Adaptações, desafios e expectativas
Apesar de viver com a família no Brasil há quase sete anos, Dayry considera que o processo de adaptação no novo país ainda está em andamento. No entanto, logo no que chegaram, foi ainda mais desafiador, especialmente em relação ao idioma, já que em seu país de origem a língua oficial é o espanhol. “Eu acho que a gramática aqui é muito maior”, observou.
Por isso, a migrante falou que uma das primeiras providências quando chegou foi ir em busca de um curso de língua portuguesa. Toda a família fez uma formação gratuita no Colégio Estadual Oswaldo Cruz. Além disso, a cultura e os costumes locais de Campo Mourão também causaram estranhamento. “Mesmo assim, aos poucos, estou me adaptando e construindo uma nova vida aqui”, enfatizou, comentando que também teve dificuldade de encontrar trabalho no início.
Mas o acolhimento que o casal e os filhos vêm recebendo na cidade foi apresentado por ela como um motivador para a adaptação. Segundo ela, a maioria das pessoas são respeitosas e acolhedoras com sua família. Isso não significa que não aconteçam eventuais casos de preconceito, seja pelo sotaque ou pela nacionalidade. A forma como procuram lidar com essas situações, no entanto, é com paciência e mostrando que vieram para contribuir e construir uma vida melhor no Brasil.
Para o futuro, Dayry não espera nada extraordinário, após as dificuldades que já enfrentou. Ela deseja continuar estudando, melhorar seu português e conseguir uma boa oportunidade de trabalho na área da Educação. “Quero poder exercer minha profissão aqui no Brasil, contribuir com meus conhecimentos e oferecer uma vida melhor para minha família. Também espero seguir aprendendo e crescendo pessoal e profissionalmente”, disse, com humildade.

Família
Não é apenas a Dayry que está se preparando para conseguir melhores oportunidades de trabalho e condições de vida em Campo Mourão.
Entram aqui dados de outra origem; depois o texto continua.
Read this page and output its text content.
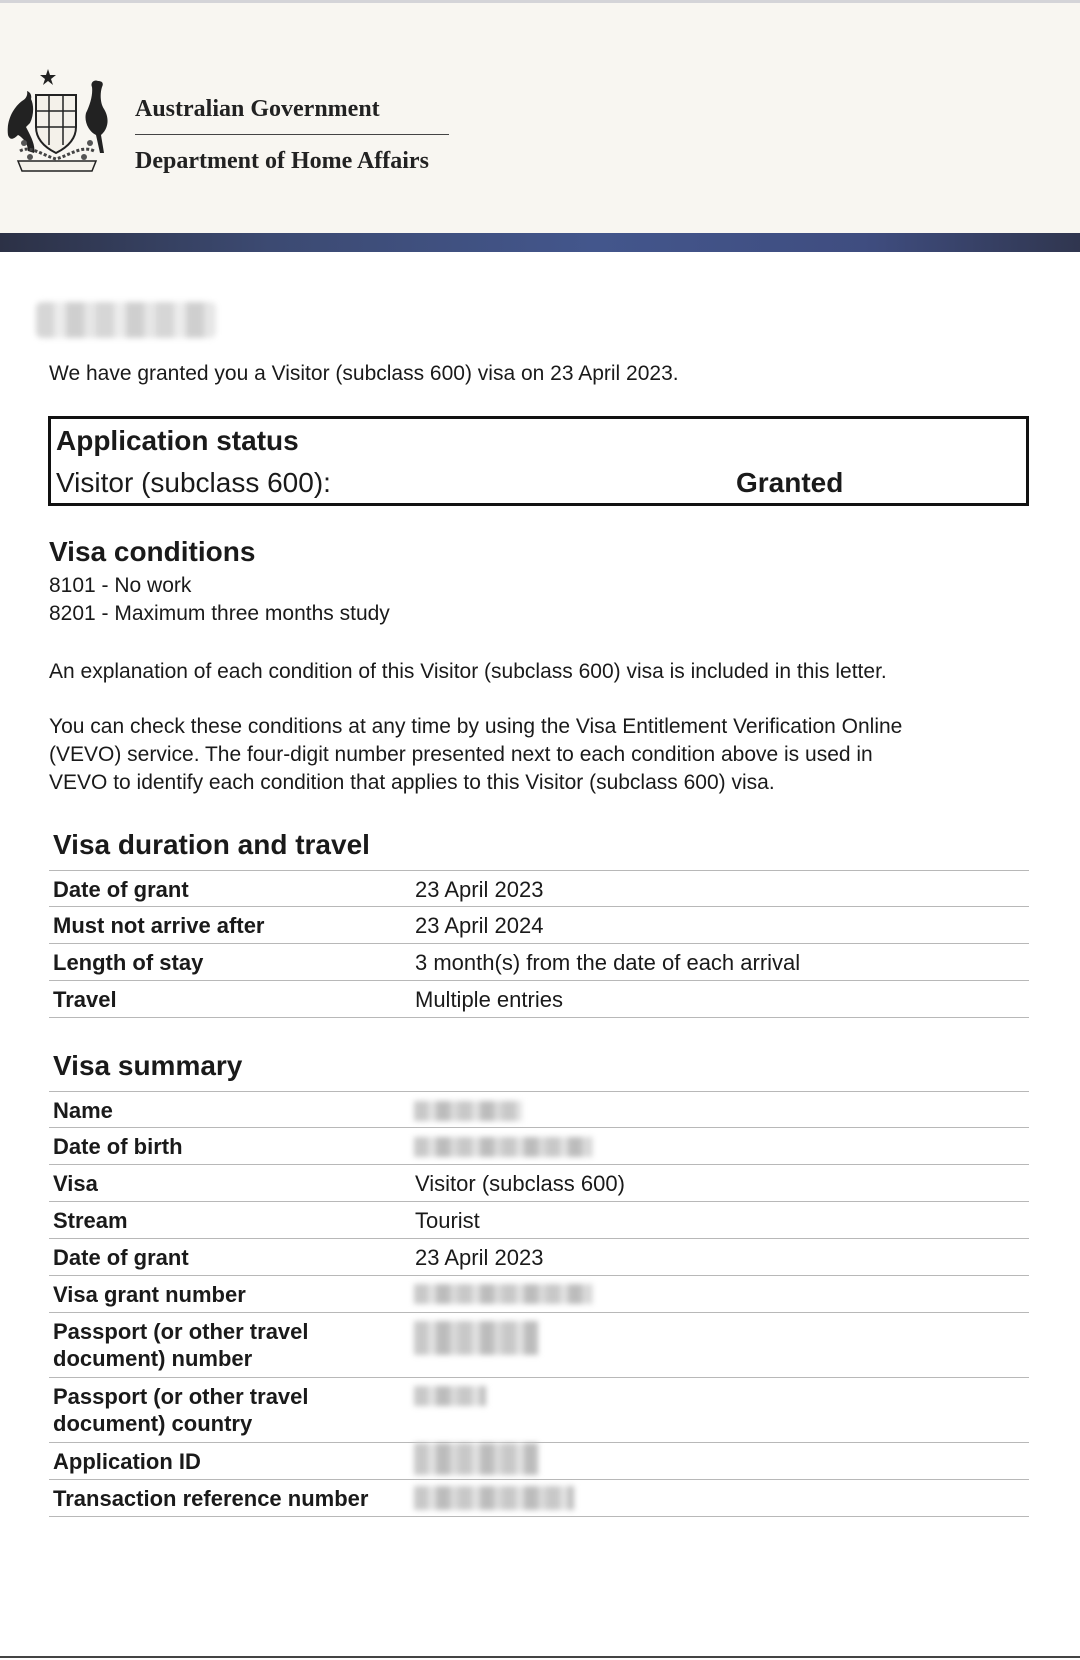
Australian Government
Department of Home Affairs
We have granted you a Visitor (subclass 600) visa on 23 April 2023.
Application status
Visitor (subclass 600):	Granted
Visa conditions
8101 - No work
8201 - Maximum three months study
An explanation of each condition of this Visitor (subclass 600) visa is included in this letter.
You can check these conditions at any time by using the Visa Entitlement Verification Online
(VEVO) service. The four-digit number presented next to each condition above is used in
VEVO to identify each condition that applies to this Visitor (subclass 600) visa.
Visa duration and travel
Date of grant	23 April 2023
Must not arrive after	23 April 2024
Length of stay	3 month(s) from the date of each arrival
Travel	Multiple entries
Visa summary
Name
Date of birth
Visa	Visitor (subclass 600)
Stream	Tourist
Date of grant	23 April 2023
Visa grant number
Passport (or other travel
document) number
Passport (or other travel
document) country
Application ID
Transaction reference number
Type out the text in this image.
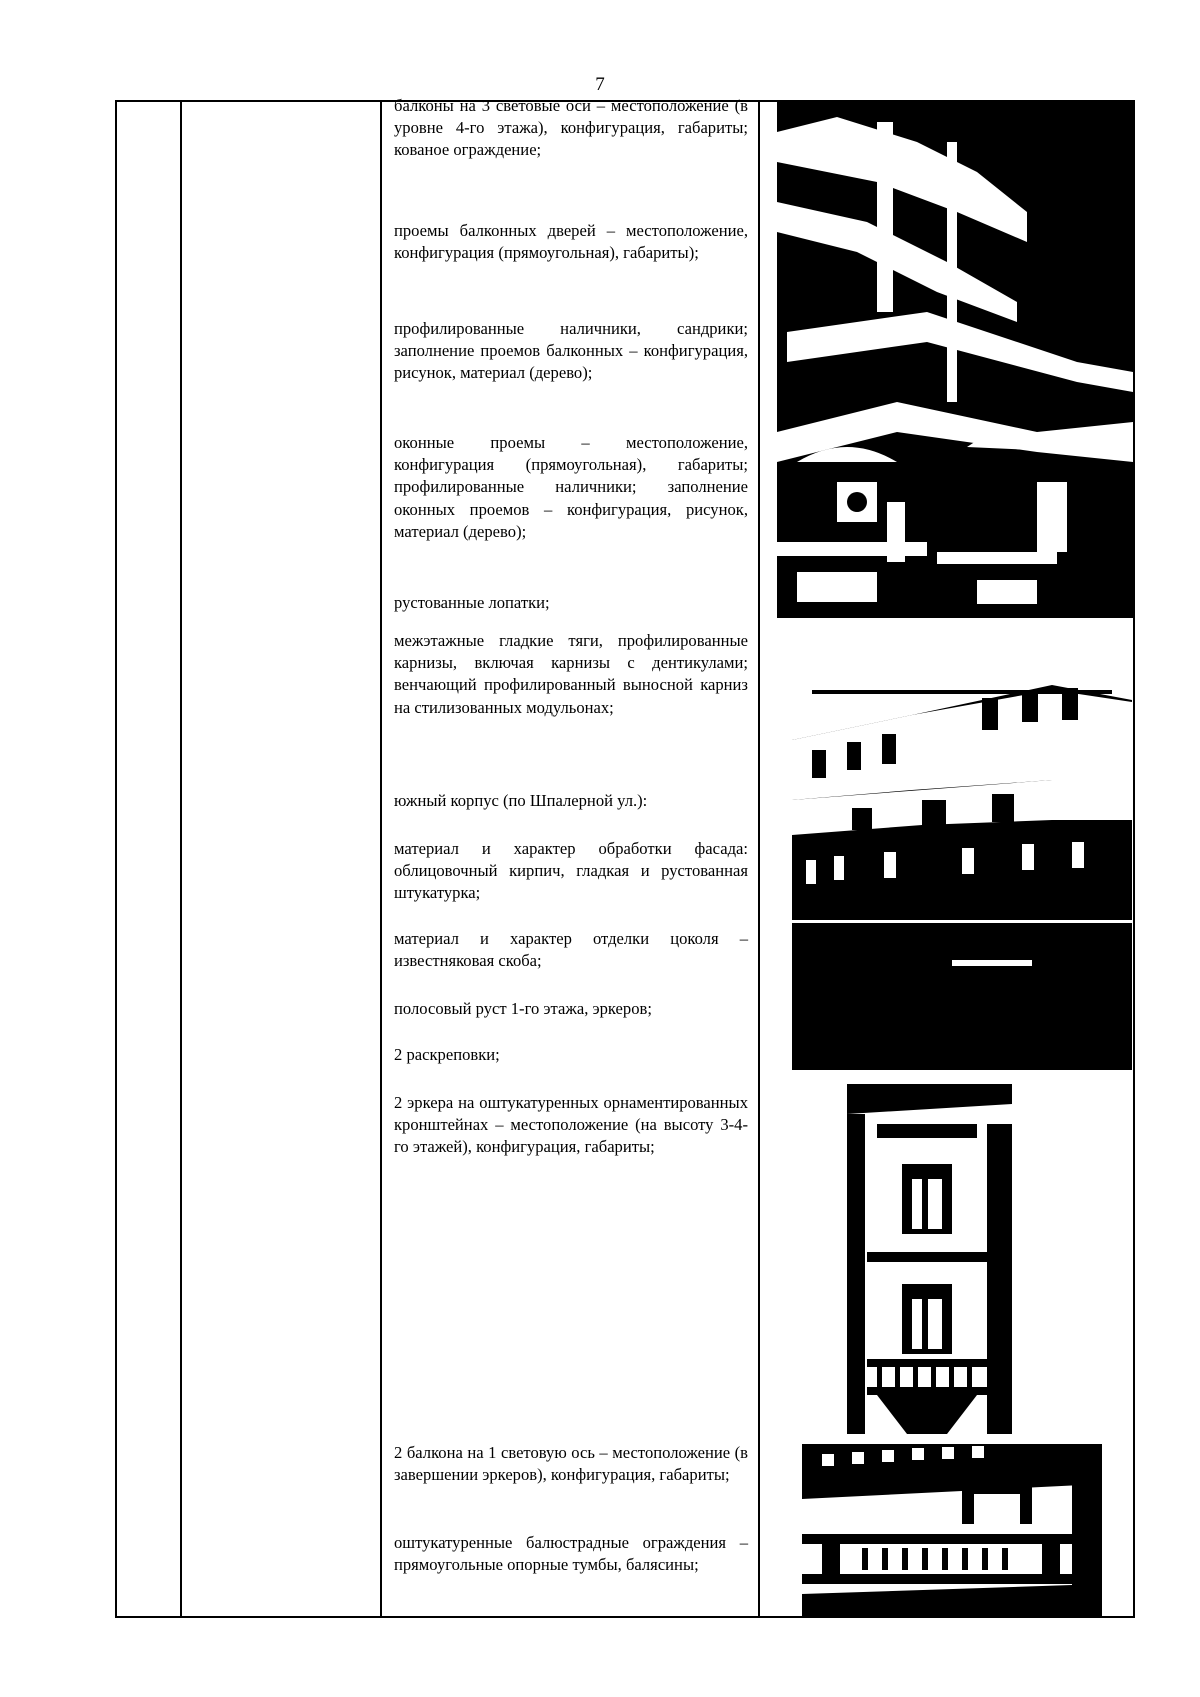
7

балконы на 3 световые оси – местоположение (в уровне 4-го этажа), конфигурация, габариты; кованое ограждение;

проемы балконных дверей – местоположение, конфигурация (прямоугольная), габариты);

профилированные наличники, сандрики; заполнение проемов балконных – конфигурация, рисунок, материал (дерево);

оконные проемы – местоположение, конфигурация (прямоугольная), габариты; профилированные наличники; заполнение оконных проемов – конфигурация, рисунок, материал (дерево);

рустованные лопатки;

межэтажные гладкие тяги, профилированные карнизы, включая карнизы с дентикулами; венчающий профилированный выносной карниз на стилизованных модульонах;

южный корпус (по Шпалерной ул.):

материал и характер обработки фасада: облицовочный кирпич, гладкая и рустованная штукатурка;

материал и характер отделки цоколя – известняковая скоба;

полосовый руст 1-го этажа, эркеров;

2 раскреповки;

2 эркера на оштукатуренных орнаментированных кронштейнах – местоположение (на высоту 3-4-го этажей), конфигурация, габариты;

2 балкона на 1 световую ось – местоположение (в завершении эркеров), конфигурация, габариты;

оштукатуренные балюстрадные ограждения – прямоугольные опорные тумбы, балясины;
O esposo, Carlos, que atualmente atua como motorista de aplicativo, também está cursando uma faculdade. Ele está no primeiro ano da graduação em Matemática, na Unespar.
Já a filha mais velha, Catery, de 24 anos, é graduanda de Nutrição na Unicesumar. Danyela, de 22, está seguindo os passos da mãe e iniciou este ano a graduação de Pedagogia, também na Unespar. Por sua vez, o filho mais novo, Adán, de 19, está em fase de prestar vestibular, com o objetivo de fazer Administração.
Dayry não trabalha formalmente, mas participa de projetos universitários, como voltados à Pedagogia Hospitalar, e de iniciativas do Programa Institucional de Bolsa de Iniciação à Docência (PIBID). Além disso, oferece aulas particulares de espanhol, de forma independente.
Migrantes em Campo Mourão
De acordo com a Cáritas Diocesana de Campo Mourão, atualmente, há centenas de migrantes e refugiados de diversos países no município, incluindo pessoas oriundas, além da Venezuela, da Argentina, de Cuba, da Colômbia, do Marrocos, do Egito e da Tunísia, por exemplo. Atualmente, mais de 1.200 pessoas de diferentes nacionalidades vivem no município. Só nos últimos meses, 258 novos migrantes foram acolhidos.
A Cáritas foi fundada em 2021 em Campo Mourão. Por isso, quando Dayry, o esposo e os três filhos vieram para cá, esse suporte institucional ainda não existia. “Naquele momento, recebi ajuda da Igreja de Jesus Cristo dos Santos dos Últimos Dias e da ONU, que me apoiaram bastante”, contou, ao reconhecer a importância da Cáritas nos últimos anos.